The UK’s abstention on yesterday’s UN Security Council ceasefire motion, not to mention the United States’ despicable invocation of its veto power, demonstrates the same failure in leadership. Amidst these ongoing atrocities and the worsening humanitarian consequences, Britain and America risk further alienating themselves on the world stage, being perceived as obstacles to – as opposed to upholders of – international justice.

ICJP Director Tayab Ali has stated:

“Today, MPs had the chance to finally call for the bare minimum needed: an immediate ceasefire. Despite more than 29,000 Palestinian people being killed, this is not enough, apparently, to push our politicians to overcome party divides to demand an immediate ceasefire.

Instead of acting to protect the Palestinian lives hanging in the balance, we have seen our politicians undertake political gymnastics: embarrassing themselves in their attempts to find more ways to avoid straightforwardly demanding an immediate ceasefire.

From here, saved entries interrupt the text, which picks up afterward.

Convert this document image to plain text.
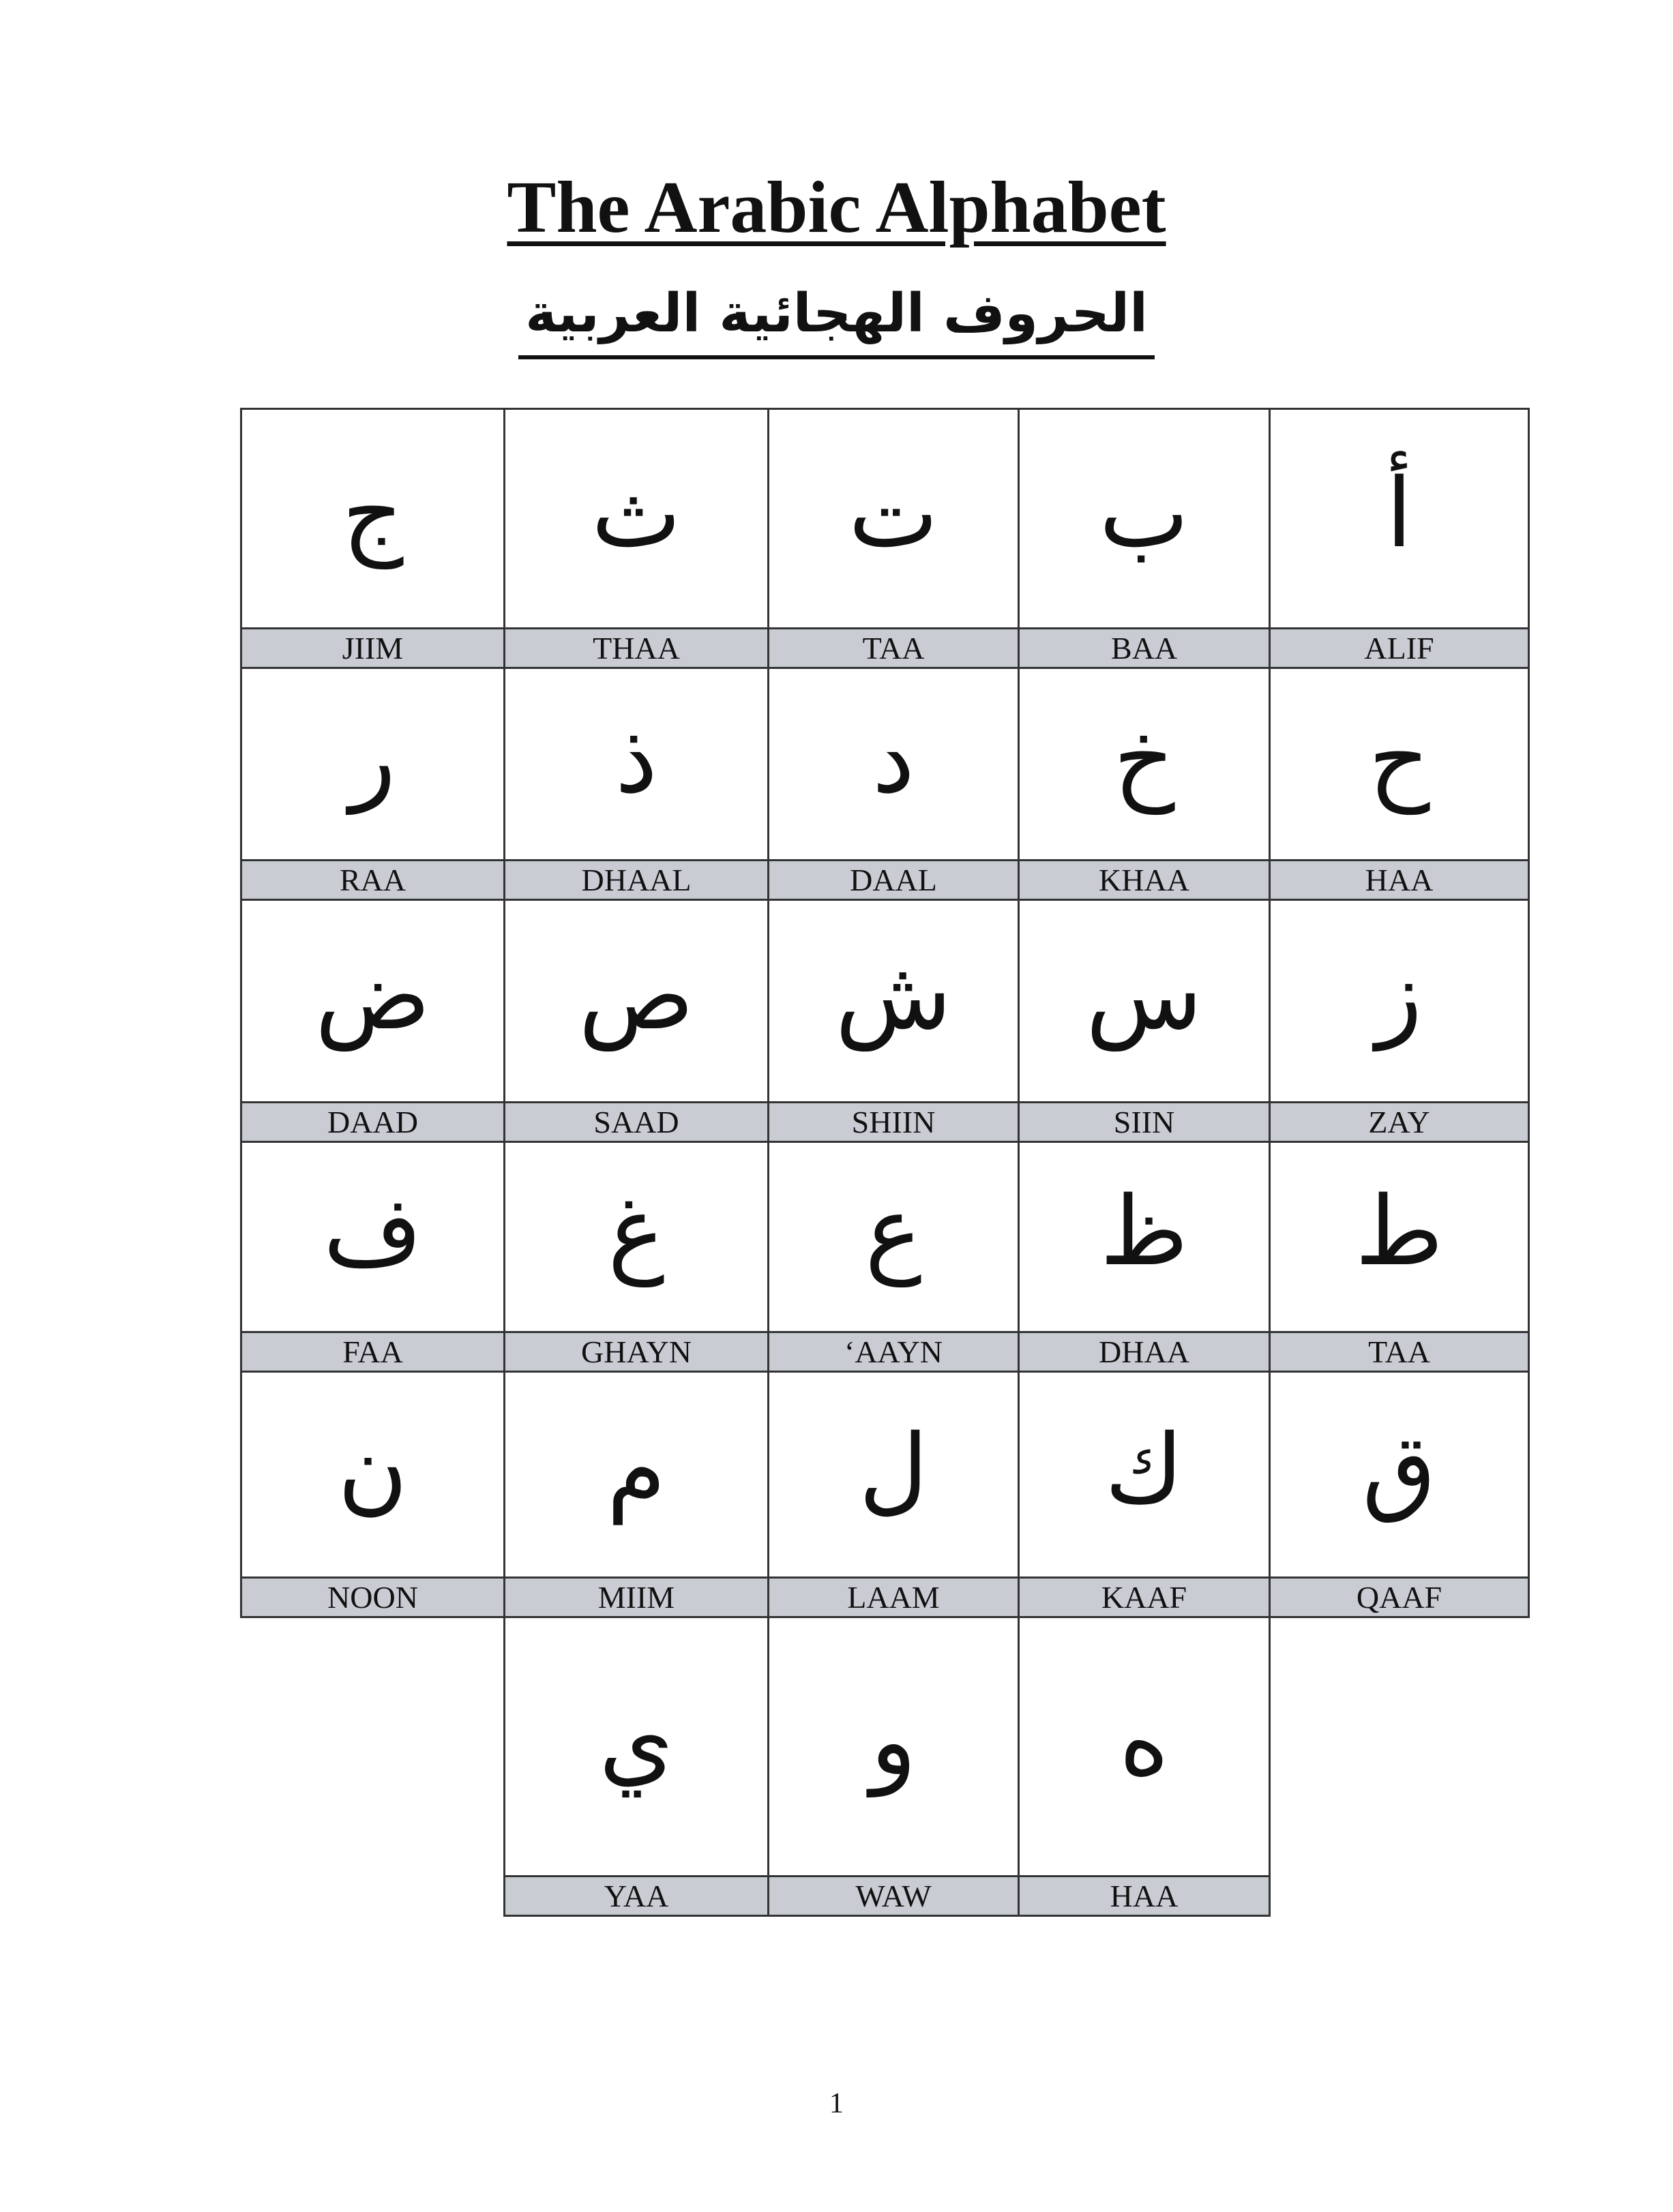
The Arabic Alphabet
الحروف الهجائية العربية
ج
JIIM
ث
THAA
ت
TAA
ب
BAA
أ
ALIF
ر
RAA
ذ
DHAAL
د
DAAL
خ
KHAA
ح
HAA
ض
DAAD
ص
SAAD
ش
SHIIN
س
SIIN
ز
ZAY
ف
FAA
غ
GHAYN
ع
‘AAYN
ظ
DHAA
ط
TAA
ن
NOON
م
MIIM
ل
LAAM
ك
KAAF
ق
QAAF
ي
YAA
و
WAW
ه
HAA
1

If the motion had passed, our politicians could move forward with the urgent tasks of pursuing diplomatic routes to Palestinian statehood and self-determination, defending Palestinians’ rights and pursuing accountability for those violating them. Instead, we have been left with a show of petty and callous partisanship at a time where an urgent international response is a must.”


Notes to Editors:

  1. The International Centre of Justice for Palestinians is an independent organisation of lawyers, politicians and academics who support the rights of Palestinians and aim to protect their rights through the law. 
  2. London School of Hygiene and Tropical Medicine and Johns Hopkins, 19th February 2024, Crisis in Gaza: Scenario-based Health Impact Projections, Report One: 7 February to 6 August 2024
  3. Kusovac, Zoran, 9th December 2024, ‘Analysis: As Israel escalates Gaza war, its ‘kill-rate’ claims don’t add up’, Al Jazeera reports on the escalation in Israeli aggression following the expiration of November’s ‘humanitarian pause’.
  4. United Nations Office for the Coordination of Humanitarian Affairs in the occupied Palestinian territory (OCHA oPt), 21st February 2024, Flash Update #123, reporting on the 29,313 Palestinians killed including 118 between 20th and 21st February
  5. YouGov, 15th February 2024, British attitudes to the Israel-Gaza conflict: February 2024 update shows 66% public support for a ceasefire.